Shellabarger is a freelance app developer for the Android platform. He is one of 10,000 people in the U.S.—and three people he knows of in Chattanooga—who paid $1,500 for the Google Glass's post-beta, pre-launch Explorer edition.
It's not sold commercially yet, and he says the smart money is on a 2014 introduction. The capabilities of this early version are limited, but that's OK for extreme early adopters like him.
"I can only justify buying the thing because I'm a developer, to be honest," he says. "It doesn't actually provide $1,500 of value to anyone."
He plays a video to show me what bystanders will see when someone wearing a Glass is recording. He sees a full-color screen that looks about the size of a smart phone display, but translucent with the real world showing through. I see what he sees, only backwards, looking through the back of his clear plastic screen, and to me it's about a quarter-inch square.
He says it's Richard Branson, but all I can see is movement. I'm not sure I can see enough detail to know if he were violating community standards by watching a porn movie in public. I sure couldn't tell the difference between watching "Sharknado" or "Holy Motors."
He lets me test Glass out for myself, and the basic capabilities, though not worth the current price tag, are pretty cool.
The floating screen, up there where there's usually not much going on, sort of makes me want to duck my chin to bring the screen down closer to eye level.
I can scroll through menu options by brushing the side of the frame like you do to a laptop's track pad. Glass responds to voice commands, even when I think I'm only conversing. After I say "take a picture" and Glass does, I'm thinking out loud about the interface and start saying to Shellabarger, "So when I say 'take a picture' it gives me..."
"You just took a picture," he interrupts. "You say 'take a picture' and away it goes. It's super fast."
He thinks it's tough to predict how big Glass will take off without knowing what apps will eventually be developed for it.
Privacy concerns have already led Google to ban facial recognition software, but Shellabarger thinks a more interesting app for Glass—which he's interested in building —could be object recognition, programs that identify that wedge on your plate as a slice of pizza and estimate calories. Or "find my car" apps, which are already available for smart phones, but could be so much more convenient if all you had to do was tell your Glass to remember where your car is.

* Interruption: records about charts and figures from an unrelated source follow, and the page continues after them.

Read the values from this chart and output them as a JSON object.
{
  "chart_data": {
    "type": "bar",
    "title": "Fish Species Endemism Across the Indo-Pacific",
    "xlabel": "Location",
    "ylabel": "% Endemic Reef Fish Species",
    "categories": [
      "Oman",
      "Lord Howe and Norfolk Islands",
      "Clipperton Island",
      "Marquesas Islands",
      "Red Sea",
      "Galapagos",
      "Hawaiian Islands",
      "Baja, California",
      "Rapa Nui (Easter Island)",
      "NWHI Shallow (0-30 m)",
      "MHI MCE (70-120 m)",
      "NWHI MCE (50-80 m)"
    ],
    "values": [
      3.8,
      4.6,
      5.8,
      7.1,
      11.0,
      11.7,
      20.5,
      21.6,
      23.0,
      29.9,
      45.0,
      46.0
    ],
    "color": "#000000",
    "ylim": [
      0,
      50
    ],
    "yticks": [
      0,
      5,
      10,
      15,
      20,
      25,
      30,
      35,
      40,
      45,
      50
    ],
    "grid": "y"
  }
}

If the price is $200, he thinks you'll see Glass everywhere you go within two years. At $400, he sees low acceptance, partly because Glass doesn't really replace any devices, like smart phones and tablets can. No matter what it can do, Glass remains an accessory to a smart phone.
But it does some things better. He uses it for hands-free email checking while he's walking his dog. And Glass was his primary camera during a vacation in Italy.
"I take a lot more pictures," he says. "I have video of my dog running up at me and jumping into my lap. You can't get a picture of that with your phone."
OK, I'm going out on a limb to predict a new category of Glass-enabled cat videos on the web. You heard it here first.
"Sometimes you get mobbed when you're wearing them," he says, showing me the nonprescription lenses that attach to the Glass. "Putting in these shades reduces that because it looks more like normal sunglasses. A couple weeks ago, I went to the library to get something 3D printed and totally got mobbed."
The dark lenses attach to the Glass frame with a little plastic piece that twists into place between the vertical struts that hold the nose pads.
"I want to 3D print this little plastic piece and put a magnet in it, decouple this from the Glass and put a separate magnet on the Glass, so I can just snap the shades on," he says. "Right now you have to take the Glass off to attach the shades."
And that will be the killer app for me: when one of Chattanooga's Google Glass testers tricks out his unit with a part that's 3D printed on The Public Library's Fourth Floor.